Comme pendant les évènements du 15 au 25 juin, nous constations une volonté de créer un lien entre la foule et Moussavi et ce malgré les faits, les images et les slogans ! Nous retrouvons également la volonté de dissimuler l’ampleur de la répression. Sur des informations fournies par le régime, Minoui et Descamps ont également évoqué l’arrestation de plusieurs cinéastes iraniens dont Jafar Panahi aux abords du tombeau de Neda. Rappelons que Panahi fait partie de ces intellectuels iraniens qui font semblant d’être des dissidents, mais voyagent à travers le monde avec des passeports fournis par le régime.

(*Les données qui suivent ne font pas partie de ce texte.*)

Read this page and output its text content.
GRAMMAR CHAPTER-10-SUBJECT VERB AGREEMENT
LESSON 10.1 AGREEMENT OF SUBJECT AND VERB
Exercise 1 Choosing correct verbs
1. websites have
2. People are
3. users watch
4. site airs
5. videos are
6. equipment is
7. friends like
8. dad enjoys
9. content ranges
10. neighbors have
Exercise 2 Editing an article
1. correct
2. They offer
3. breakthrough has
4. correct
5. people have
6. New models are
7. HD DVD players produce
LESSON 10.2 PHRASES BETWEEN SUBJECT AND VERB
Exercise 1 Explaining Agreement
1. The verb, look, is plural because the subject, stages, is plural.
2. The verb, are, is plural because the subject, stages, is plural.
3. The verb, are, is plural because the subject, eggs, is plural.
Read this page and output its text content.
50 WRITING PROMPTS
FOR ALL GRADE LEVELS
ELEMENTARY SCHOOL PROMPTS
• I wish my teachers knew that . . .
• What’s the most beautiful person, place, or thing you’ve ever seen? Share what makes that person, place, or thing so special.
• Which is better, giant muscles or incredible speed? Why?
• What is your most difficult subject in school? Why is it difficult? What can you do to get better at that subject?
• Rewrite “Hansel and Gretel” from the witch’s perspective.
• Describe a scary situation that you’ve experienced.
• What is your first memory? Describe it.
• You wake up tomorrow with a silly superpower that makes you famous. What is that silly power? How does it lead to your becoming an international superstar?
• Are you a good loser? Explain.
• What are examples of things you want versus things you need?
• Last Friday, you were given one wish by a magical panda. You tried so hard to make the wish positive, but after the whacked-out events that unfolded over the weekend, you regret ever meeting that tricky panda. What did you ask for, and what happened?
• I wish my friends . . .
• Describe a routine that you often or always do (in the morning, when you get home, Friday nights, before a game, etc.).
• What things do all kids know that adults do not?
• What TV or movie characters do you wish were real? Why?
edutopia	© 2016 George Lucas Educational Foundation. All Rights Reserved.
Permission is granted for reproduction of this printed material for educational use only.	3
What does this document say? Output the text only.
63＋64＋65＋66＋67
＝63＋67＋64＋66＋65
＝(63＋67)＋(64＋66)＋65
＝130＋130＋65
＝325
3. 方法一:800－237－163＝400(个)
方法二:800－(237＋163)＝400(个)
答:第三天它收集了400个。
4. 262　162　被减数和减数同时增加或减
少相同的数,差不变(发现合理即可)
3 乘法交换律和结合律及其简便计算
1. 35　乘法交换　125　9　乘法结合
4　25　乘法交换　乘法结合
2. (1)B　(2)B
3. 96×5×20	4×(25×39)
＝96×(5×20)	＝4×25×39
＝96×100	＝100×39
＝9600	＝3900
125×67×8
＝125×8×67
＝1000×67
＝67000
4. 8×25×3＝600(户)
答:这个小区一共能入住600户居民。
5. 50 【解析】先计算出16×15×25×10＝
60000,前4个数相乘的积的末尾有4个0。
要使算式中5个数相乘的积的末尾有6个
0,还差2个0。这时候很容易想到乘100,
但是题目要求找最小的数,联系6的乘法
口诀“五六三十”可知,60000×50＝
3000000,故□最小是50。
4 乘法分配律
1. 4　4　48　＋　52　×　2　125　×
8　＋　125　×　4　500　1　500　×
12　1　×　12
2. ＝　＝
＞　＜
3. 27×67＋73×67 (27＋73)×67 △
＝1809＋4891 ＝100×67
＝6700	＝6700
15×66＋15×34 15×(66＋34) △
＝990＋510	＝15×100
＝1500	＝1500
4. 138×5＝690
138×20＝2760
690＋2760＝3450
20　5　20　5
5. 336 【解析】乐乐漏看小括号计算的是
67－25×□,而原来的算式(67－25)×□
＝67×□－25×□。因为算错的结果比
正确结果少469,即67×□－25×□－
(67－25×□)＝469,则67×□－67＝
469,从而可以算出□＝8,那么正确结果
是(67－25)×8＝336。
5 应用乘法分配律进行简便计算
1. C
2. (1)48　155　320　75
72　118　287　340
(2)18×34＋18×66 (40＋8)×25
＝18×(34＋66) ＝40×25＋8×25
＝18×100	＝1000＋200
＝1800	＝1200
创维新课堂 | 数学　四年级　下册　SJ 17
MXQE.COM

Dans leurs voyages, ils ne dénoncent aucun cas de violation des droits de l’homme et en plus font la promo des soi-disant modérés pour donner une image relativement démocratique de ce régime.

En évoquant cette arrestation, les deux journalistes ont permis au régime d’opérer une diversion : alors que ce 30 juillet 2009 plus de 60 personnes ont été arrêtées comme casseurs ou terroristes et risquent des peines lourdes allant jusqu’à la pendaison, hier Frédéric Mitterrand a protesté au nom de la France uniquement contre l’arrestation de Jafar Panahi !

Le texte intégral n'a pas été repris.